If you get fall headaches, too, you know what I mean, and while it's certainly not a fun issue to deal with, the good news is it's not some random or totally inexplicable phenomenon. According to Dr. Vincent Martin, director of the Headache and Facial Pain Center at the University of Cincinnati Gardner Neuroscience Institute, the change in seasons can bring about all kinds of environmental factors that can, unfortunately, trigger headaches.
Rest assured, there are triggers you can watch out for and steps you can take to help guard against these monster headaches. Take a look at what might cause your autumnal aches, and remember: You're not alone, and you are strong enough to get through the pain.
Allergens Are In The Air, Which Isn't Great For Your Head
"Perhaps the most common headache and migraine trigger is allergens, and fall is full of ragweed and mold," Dr. Martin tells Elite Daily over email. Plus, he explains, since your body will likely increase the amount of histamine it produces in an attempt to fight off the allergens you're coming in contact with, that, in and of itself, can trigger head pain by inflaming your sinuses. Ouch.
So what's the best solution here? According to Dr. Martin, you can "use a HEPA [high-efficiency particulate air] air filter, mattress, and pillow encasings," to keep your home as migraine-friendly as possible, as well as "doctor-prescribed allergy medications to reduce aggravation of the sinuses."

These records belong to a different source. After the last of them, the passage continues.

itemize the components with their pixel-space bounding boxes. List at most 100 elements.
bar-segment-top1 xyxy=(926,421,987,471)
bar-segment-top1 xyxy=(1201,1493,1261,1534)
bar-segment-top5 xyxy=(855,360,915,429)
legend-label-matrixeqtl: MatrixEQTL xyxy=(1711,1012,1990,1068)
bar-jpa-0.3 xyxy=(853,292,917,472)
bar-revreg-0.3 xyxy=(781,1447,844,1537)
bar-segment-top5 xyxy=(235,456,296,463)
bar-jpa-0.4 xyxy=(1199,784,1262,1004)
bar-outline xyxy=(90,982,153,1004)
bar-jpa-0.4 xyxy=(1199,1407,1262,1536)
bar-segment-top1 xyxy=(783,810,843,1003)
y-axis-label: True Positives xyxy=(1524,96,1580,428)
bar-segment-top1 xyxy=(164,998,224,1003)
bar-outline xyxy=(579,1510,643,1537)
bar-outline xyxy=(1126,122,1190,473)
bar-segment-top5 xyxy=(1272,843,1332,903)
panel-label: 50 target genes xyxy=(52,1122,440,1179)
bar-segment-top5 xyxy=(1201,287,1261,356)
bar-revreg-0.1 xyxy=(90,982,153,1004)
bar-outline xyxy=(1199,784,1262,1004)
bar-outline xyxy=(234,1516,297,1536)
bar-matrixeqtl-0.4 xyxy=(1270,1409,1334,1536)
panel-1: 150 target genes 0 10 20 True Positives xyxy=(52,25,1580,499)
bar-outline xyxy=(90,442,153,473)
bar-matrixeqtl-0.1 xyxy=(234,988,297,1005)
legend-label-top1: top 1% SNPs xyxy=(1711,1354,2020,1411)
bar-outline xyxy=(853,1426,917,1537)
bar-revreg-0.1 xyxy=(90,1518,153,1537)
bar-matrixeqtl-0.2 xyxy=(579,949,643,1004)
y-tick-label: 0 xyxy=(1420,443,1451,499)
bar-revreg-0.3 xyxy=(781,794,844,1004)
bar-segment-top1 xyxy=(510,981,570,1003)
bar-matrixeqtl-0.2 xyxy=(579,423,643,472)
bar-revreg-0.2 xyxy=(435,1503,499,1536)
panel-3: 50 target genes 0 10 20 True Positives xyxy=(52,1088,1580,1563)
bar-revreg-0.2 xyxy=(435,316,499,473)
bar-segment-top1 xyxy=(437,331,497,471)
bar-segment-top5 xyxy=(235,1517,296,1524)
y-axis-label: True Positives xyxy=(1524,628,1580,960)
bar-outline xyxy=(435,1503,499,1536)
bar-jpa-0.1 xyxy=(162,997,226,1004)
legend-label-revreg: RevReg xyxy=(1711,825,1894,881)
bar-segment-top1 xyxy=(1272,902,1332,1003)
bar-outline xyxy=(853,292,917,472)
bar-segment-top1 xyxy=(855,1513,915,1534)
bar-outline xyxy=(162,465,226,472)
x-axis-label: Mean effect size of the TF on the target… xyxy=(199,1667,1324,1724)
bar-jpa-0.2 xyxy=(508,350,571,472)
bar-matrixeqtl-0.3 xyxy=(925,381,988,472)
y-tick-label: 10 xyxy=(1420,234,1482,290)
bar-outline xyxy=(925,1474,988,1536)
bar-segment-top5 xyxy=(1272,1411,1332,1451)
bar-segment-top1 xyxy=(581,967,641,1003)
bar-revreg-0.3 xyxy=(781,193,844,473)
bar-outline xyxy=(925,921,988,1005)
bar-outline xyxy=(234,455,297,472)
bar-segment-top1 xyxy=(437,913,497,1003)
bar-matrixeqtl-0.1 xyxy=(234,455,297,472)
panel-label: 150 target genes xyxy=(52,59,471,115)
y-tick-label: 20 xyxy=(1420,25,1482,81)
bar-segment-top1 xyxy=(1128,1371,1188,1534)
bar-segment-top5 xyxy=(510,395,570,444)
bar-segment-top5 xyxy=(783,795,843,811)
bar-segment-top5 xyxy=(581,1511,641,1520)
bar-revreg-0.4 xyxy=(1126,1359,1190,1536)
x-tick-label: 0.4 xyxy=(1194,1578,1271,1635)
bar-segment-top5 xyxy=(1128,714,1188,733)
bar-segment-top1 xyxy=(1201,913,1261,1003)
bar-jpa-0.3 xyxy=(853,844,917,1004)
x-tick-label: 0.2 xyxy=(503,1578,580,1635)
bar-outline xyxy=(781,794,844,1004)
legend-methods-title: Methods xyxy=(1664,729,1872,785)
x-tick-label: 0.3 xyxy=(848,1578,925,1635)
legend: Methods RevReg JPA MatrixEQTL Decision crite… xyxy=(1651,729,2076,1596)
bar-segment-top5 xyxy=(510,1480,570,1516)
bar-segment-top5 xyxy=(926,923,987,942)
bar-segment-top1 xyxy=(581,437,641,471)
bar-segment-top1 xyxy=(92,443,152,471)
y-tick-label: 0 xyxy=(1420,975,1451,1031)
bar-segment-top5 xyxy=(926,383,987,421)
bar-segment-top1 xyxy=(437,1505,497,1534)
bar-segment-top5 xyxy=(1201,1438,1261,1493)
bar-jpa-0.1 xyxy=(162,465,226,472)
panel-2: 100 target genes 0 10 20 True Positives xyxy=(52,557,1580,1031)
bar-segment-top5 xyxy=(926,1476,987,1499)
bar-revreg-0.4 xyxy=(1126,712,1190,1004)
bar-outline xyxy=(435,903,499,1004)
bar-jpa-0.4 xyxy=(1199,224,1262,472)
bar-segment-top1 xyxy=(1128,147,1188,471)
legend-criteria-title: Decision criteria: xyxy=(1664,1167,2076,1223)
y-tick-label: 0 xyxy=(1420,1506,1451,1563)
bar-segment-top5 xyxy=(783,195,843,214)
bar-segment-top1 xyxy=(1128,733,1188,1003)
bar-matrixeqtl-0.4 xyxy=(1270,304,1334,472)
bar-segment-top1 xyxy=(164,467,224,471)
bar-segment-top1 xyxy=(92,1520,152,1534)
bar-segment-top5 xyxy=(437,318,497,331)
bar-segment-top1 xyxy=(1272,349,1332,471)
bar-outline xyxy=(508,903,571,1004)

The Changing Cycle of Light Can Wreak Havoc, Too
Is your head pain due to the fact that your eyes are just too sensitive to the shifts in light? Well, maybe, but Dr. Martin says headaches can also be more common in the fall because the season is met with less daylight, and this commonly shifts people's sleep schedules. "Maintaining a consistent sleeping pattern is essential for migraine and headache sufferers," he explains, "as their chance of an oncoming attack significantly rises when the pattern is disrupted."
So, whatever your schedule looks like on any given day, if you know you're prone to headaches or migraines, do yourself a favor and make sure you're in bed by a reasonable hour. A late night out definitely isn't worth the pain you'll feel come morning.
All The Shifts in Weather Can Make Your Head Hurt
Weather changes are a common cause of migraines and headaches, and the cooling temperatures in the fall are a primary trigger, Dr. Martin explains.
Unfortunately, he adds, it's not 100 percent clear as to why this happens. Still, Dr. Martin says there are a number of studies being conducted to understand this correlation. "It has even been suggested that factors such as changing barometric pressure, humidity, and temperature can be triggers," he tells Elite Daily.
Since all of these factors tend to occur at the same time, though, it is pretty difficult to pinpoint which one is the true culprit. That said, staying on top of other preventative measures, like air filters and medications prescribed to you by your doctor, along with proper hydration, will be sure to keep your health in check. Worst comes to worst, it never hurts to check in with your own doctor about which treatment is right for you.